Erst im vergangenen Sommer war B. wegen versuchter schwerer Körperverletzung, minderschweren Raubs, gefährlicher Drohung und Sachbeschädigung im Grauen Haus zu zwölf Monaten Haft, einer davon unbedingt, verurteilt worden. Die damals ebenso angeordnete Bewährungshilfe sowie das Antiaggressionstraining absolviert der arbeitslose Rumäne, letzteres startete allerdings erst im Dezember, also nach dem nun angeklagten Vorfall.

Angriff bei Bushaltestelle

Das Opfer, ein im Iran geborener jungen Mann, dessen Staatsangehörigkeit ungeklärt ist, will nur in Abwesenheit des Angeklagten einvernommen werden. Er erzählt, wie er damals bei einer Bushaltestelle in Wien-Donaustadt wartete, als der 16-Jährige mit gleich sieben Begleitern auftauchte. "Du hast mich unwissend genannt?", soll der Angeklagte, den das Opfer wegen seiner Markenkleidung "Lacoste" nennt, zu ihm gesagt haben. Noch bevor er antworten konnte, verpasste der Angreifer ihm einen rechten Haken. Schließlich prügelten die acht Jugendlichen auf das Opfer ein, bis eine Passantin die Polizei alarmierte.
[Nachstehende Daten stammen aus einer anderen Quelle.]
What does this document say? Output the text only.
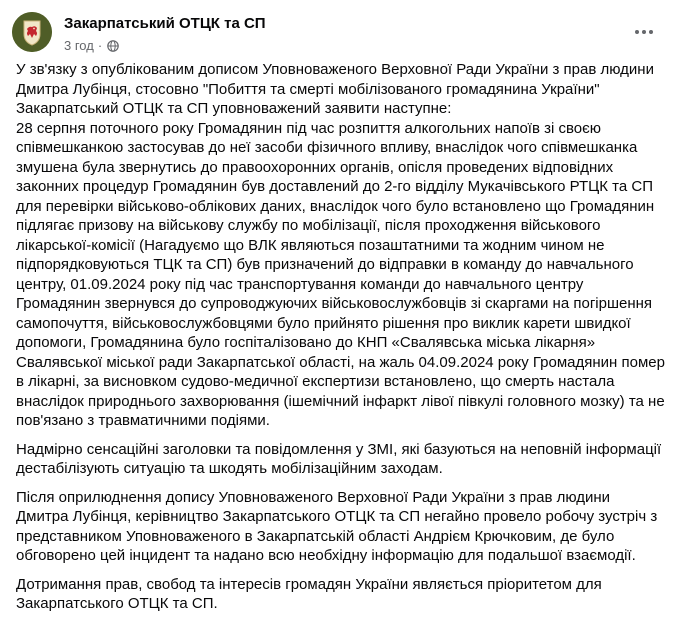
Закарпатський ОТЦК та СП
3 год ·

У зв'язку з опублікованим дописом Уповноваженого Верховної Ради України з прав людини
Дмитра Лубінця, стосовно "Побиття та смерті мобілізованого громадянина України"
Закарпатський ОТЦК та СП уповноважений заявити наступне:
28 серпня поточного року Громадянин під час розпиття алкогольних напоїв зі своєю
співмешканкою застосував до неї засоби фізичного впливу, внаслідок чого співмешканка
змушена була звернутись до правоохоронних органів, опісля проведених відповідних
законних процедур Громадянин був доставлений до 2-го відділу Мукачівського РТЦК та СП
для перевірки військово-облікових даних, внаслідок чого було встановлено що Громадянин
підлягає призову на військову службу по мобілізації, після проходження військового
лікарської-комісії (Нагадуємо що ВЛК являються позаштатними та жодним чином не
підпорядковуються ТЦК та СП) був призначений до відправки в команду до навчального
центру, 01.09.2024 року під час транспортування команди до навчального центру
Громадянин звернувся до супроводжуючих військовослужбовців зі скаргами на погіршення
самопочуття, військовослужбовцями було прийнято рішення про виклик карети швидкої
допомоги, Громадянина було госпіталізовано до КНП «Свалявська міська лікарня»
Свалявської міської ради Закарпатської області, на жаль 04.09.2024 року Громадянин помер
в лікарні, за висновком судово-медичної експертизи встановлено, що смерть настала
внаслідок природнього захворювання (ішемічний інфаркт лівої півкулі головного мозку) та не
пов'язано з травматичними подіями.

Надмірно сенсаційні заголовки та повідомлення у ЗМІ, які базуються на неповній інформації
дестабілізують ситуацію та шкодять мобілізаційним заходам.

Після оприлюднення допису Уповноваженого Верховної Ради України з прав людини
Дмитра Лубінця, керівництво Закарпатського ОТЦК та СП негайно провело робочу зустріч з
представником Уповноваженого в Закарпатській області Андрієм Крючковим, де було
обговорено цей інцидент та надано всю необхідну інформацію для подальшої взаємодії.

Дотримання прав, свобод та інтересів громадян України являється пріоритетом для
Закарпатського ОТЦК та СП.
"Ich hatte danach Angst, nach Hause zu fahren, da die dort vielleicht auf mich warten", erinnert der 19-Jährige sich. "Ich dachte, ich fahre zu einer Freundin, dort bin ich sicher." War er nicht, offenbar müssen "Lacoste" und drei seiner Komplizen das Fahrtziel geahnt haben, denn sie erwarteten ihn. "Er hat dann ein Messer gezückt und verlangt, dass ich mit ihnen in einen Park komme", schildert das Opfer. "Sie haben mich dann dorthin gezerrt und mir sofort wieder Fäuste gegeben. Und sie haben gesagt, sie bringen meine Mutter und meine Schwester um, wenn ich etwas der Polizei sage."

Die körperlichen Folgen der beiden Überfälle: ein Jochbeinbruch, eine Kieferverletzung, die ambulant operiert werden musste, Prellungen im Gesicht, am Kopf, den Armen und den Beinen, eine Rissquetschwunde an der Lippe sowie eine leichte Gehirnerschütterung. Zwei Monate habe er Schmerzmittel benötigt, erzählt der Zeuge, wochenlang habe er sich nicht mehr aus der Wohnung getraut, ergänzt seine Privatbeteiligtenvertreterin Sonja Scheed. Sie fordert 3000 Euro Schmerzengeld sowie den Ersatz der 14,20 Euro Selbstbehalt für die Operation. B. und sein Verteidiger Manfred Arbacher-Stöger akzeptieren diese Forderung.

"Warum ist das passiert?"

"Haben Sie irgendeine Erklärung dafür? Warum ist das passiert?", will Richter Hautz vom Zeugen wissen. Der 19-Jährige bietet zwei Theorien. "Ich habe den Jungen schon einmal gesehen", sagt er über den Angeklagten. "Er hat mich gewarnt, dass ich nicht mit einem bedeckten Mädchen in der Öffentlichkeit unterwegs sein darf", schildert er.

Bei der Polizei nannte er noch eine zweite Möglichkeit: Er sei früher "auf dem falschen Weg" gewesen und habe eine Vorstrafe wegen der Verbreitung von IS-Propaganda. Nach dem Urteil habe er sich von der islamistischen Terrororganisation losgesagt und sei "als Abtrünniger" angesehen worden. "Herr B. ist aber orthodoxer Christ?", ist Hautz verwirrt. "Ich glaube, er ist zum Islam konvertiert. Er sagte, er sei ein besserer Moslem als ich", behauptet der Zeuge.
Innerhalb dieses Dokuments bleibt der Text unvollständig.